"Though it seemed an age, the rest was a matter of seconds. Abdi Dereh, my rifle-bearer, was in the act of shoving the gun muzzle against the lion's ribs for a shot through the heart, when a shot from without the bush—we never learned by whom fired, probably by one of the pony men—broke his arm and knocked him flat. Then the second shikari sprang forward and bent to pick up the gun, when one stroke of the lion's great fore paw tore away most of the flesh from one side of his head and face, and laid him senseless.
"Freed for an instant from the attacks of my men, the lion turned to the prey held helpless beneath him, and with a fierce roar, was in the very act of advancing his cavernous mouth and gleaming fangs to seize me by the head, when in jumped Djama Aout to my succor. His only weapon was the Sahib's .38 Smith & Wesson self-cocking six-shooter. His was the quickest piece of sound thinking, shrewd acting, and desperate valor conceivable. I was staring death in the face—he knew it at a glance. Just within those enormous jaws, and all would be over with me. The light charge of the pistol, however placed, would be little more than a flea-bite on a monster already ripped laterally and longitudinally through and through by two great .450 cordite shells. Indeed the lion was not even gasping from his wounds; his great heart was beating strong and steady against mine. Of what avail a little pistol-ball, or six of them?
"All this must have raced through Djama Aout's brain in a second, in the very second Shikari Number Two was falling under the lion's blow. In another second he conceived a plan, absolutely the only one that possibly could have saved me.
"Just at the instant the lion turned and opened his jaws to seize and crush my head, forward sprang Djama Aout; within the lion's jaws and into his great yawning mouth Djama Aout thrust pistol, hand, and forearm, and, though the hard-driven teeth crunched cruelly through sinews and into bone, steadily pulled the trigger till the pistol's six loads were discharged down the lion's very throat!
"Shrinking from the shock of the shots, the lion released Djama Aout's mangled arm and freed me of his weight. Unhurt, even unscratched by the lion, I quickly swung myself up into the biggest mimosa near, a poor four feet from the ground, within easy reach of our enemy if he had not been too sick of his wounds to leap at me.
"Having fallen from the pain and shock of his wounded arm, Djama Aout rose, backed off a little distance, and stood at bay, the pistol clubbed in his left hand.

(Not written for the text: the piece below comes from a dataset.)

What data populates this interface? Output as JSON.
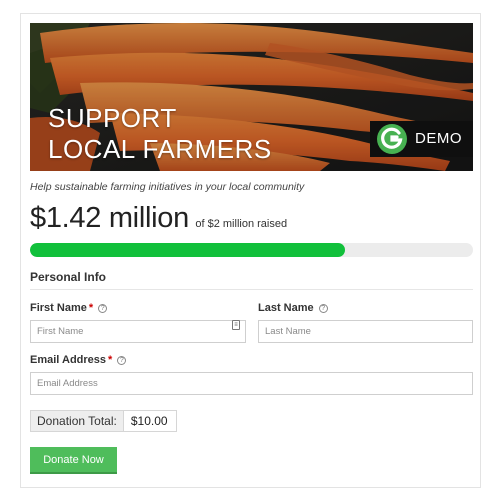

"While apparently sick unto death, the lion might muster strength for a last attack, so I called to Marlow, who, under orders, had waited without the thicket, bearing an elephant gun. Ignorant of whether or not the lion was even wounded, in the brave boy came, crept in range and fired a great eight-bore ball fair through the lion's heart.
"It was only a few hours until, working with knife and tweezers, the Sahib had all the mimosa thorns dug out of my back and legs, but it was many months before Djama Aout recovered partial use of his good right arm, and it may very well be generations before the story of his heroic deed ceases to be sung in Somali villages."